Assim que “a luz voltou” a vítima ainda estendida no chão fora identificada: era um inexperiente recruta do 5º BEC que provou do traquejo e manha do descolado “moleque atrevido, mais que bandido, criado no areal e coisa e tal,” como melodiosamente professado no samba do poeta Dadá (o amigo Adaídes Batista).
Tão logo soube da sova no jovem soldado raso, um pelotão que estava à paisana zanzando pela Praça Rondon se deslocou até o Imperial decidida a, impiedosamente, destroçar o Paquinha.

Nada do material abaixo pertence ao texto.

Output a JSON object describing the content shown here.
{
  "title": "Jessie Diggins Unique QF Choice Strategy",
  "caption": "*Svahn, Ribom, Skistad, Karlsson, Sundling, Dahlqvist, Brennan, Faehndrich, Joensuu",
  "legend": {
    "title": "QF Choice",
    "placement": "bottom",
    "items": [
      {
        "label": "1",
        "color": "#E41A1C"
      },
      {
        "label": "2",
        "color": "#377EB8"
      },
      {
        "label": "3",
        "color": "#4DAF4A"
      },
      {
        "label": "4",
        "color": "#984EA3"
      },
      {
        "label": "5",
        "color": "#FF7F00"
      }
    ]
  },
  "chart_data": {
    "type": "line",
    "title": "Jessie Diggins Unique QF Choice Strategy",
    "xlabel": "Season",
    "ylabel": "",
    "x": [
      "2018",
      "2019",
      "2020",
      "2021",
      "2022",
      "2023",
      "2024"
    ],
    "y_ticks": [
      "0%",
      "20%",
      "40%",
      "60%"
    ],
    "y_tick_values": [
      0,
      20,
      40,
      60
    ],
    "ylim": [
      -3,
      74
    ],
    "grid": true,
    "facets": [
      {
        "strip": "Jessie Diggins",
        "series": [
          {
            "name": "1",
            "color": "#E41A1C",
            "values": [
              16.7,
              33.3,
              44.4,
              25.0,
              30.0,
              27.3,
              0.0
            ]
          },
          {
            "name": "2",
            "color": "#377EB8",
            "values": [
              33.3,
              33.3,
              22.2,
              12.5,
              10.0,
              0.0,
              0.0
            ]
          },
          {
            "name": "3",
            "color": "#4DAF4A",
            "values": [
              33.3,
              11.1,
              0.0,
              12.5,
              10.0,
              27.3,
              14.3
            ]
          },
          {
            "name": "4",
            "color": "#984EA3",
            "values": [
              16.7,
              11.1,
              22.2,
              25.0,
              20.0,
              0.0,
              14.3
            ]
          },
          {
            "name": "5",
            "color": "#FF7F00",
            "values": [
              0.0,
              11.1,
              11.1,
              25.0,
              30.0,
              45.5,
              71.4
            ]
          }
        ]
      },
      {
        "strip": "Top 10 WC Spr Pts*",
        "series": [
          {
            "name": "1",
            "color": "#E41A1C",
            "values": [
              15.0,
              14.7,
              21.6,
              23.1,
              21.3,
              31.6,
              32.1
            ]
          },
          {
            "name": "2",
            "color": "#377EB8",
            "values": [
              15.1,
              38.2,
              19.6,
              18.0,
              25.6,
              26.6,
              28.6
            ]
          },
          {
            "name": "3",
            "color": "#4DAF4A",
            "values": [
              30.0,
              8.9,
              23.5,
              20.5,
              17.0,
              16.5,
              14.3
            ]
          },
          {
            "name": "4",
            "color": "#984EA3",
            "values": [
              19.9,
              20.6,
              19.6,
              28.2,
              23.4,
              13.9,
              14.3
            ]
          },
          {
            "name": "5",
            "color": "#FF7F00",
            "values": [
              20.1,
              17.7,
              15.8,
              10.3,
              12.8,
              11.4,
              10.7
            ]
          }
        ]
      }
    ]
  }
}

Esperto e conhecedor da geografia, segredos e mistérios da região o agressor “vazou” indo entrincheirar-se sob a proteção das almas detrás das sepulturas do Cemitério dos Inocentes, tendo à mão não um terço e um cotoco de vela, e sim, uma “meiota de cachaça Januária” e uma manga verde colhida ali mesmo. Com o tempo lá fora em densas nuvens, o Geraldo Paquinha pernoitou no Campo Santo recostado ao mármore da sepultura do dentista kaiser de Melo, ouvindo a orquestra tocar ao longe. Ali ele adormeceu e só saiu quando uma sentida família em alaridos, bem cedo, chegou pra enterrar um ente querido.
Nossas primeiras incursões ao Imperial, o palácio festivo, se deram quando o clube minguava seus eventos. Na época já havíamos sido aprovados com louvor, na arte de beber cerveja nos botecos do eixo Triângulo-Mocambo-Areal. Ainda “de menor,” contávamos com o quebra-galho e vistas grossas dos porteiros que nos fraqueavam o acesso ao salão junto a outros rapazotes, como nós, debutantes e curiosos da boemia alta patente já notável e transbordante nos ases da noite, dentre estes, Bainha, Cabeleira, Leônidas O´Carol Chester, Eliezer Santos (o Bola Sete), Osires Lobo, Câmara Leme e outros mestres de tão nobre arte.
Eram doces e alegres os vesperais de carnaval, eram inesquecíveis as danças de rosto colado e as paqueras, as noites de serestas guardavam o incrível efeito da luz negra, novidade tecnológica que fazia o milagre de embelezar feios e afear bonitos e claro, era impagável assistir os boêmios incorrigíveis e malandros de moral na professoral prática da “boemias operandi.”
O Imperial é uma dentre as tantas poesias locais, cuja rima tem o tempero da portovelhice plural e miscigenada mas que aos poucos some aos olhos e à lembrança quando dobramos a esquina do futuro e deixamos para trás, solta e trêmula a mão da história. Este legado é partícula de um temário e inspiração que vinha da franca movimentação de um povo que vivia a cidade, seus valores e suas coisas, feliz do melhor jeito e maneira.
No Imperial grandes cantores, exímios e sensíveis músicos, desfilaram seus dons escrevendo no pentagrama do tempo e borrifando no véu das noites o embriagante éter musical de uma história que guarda mais, muito mais fragmentos desse ouro cultural a ser garimpado para a cena e registro memorial.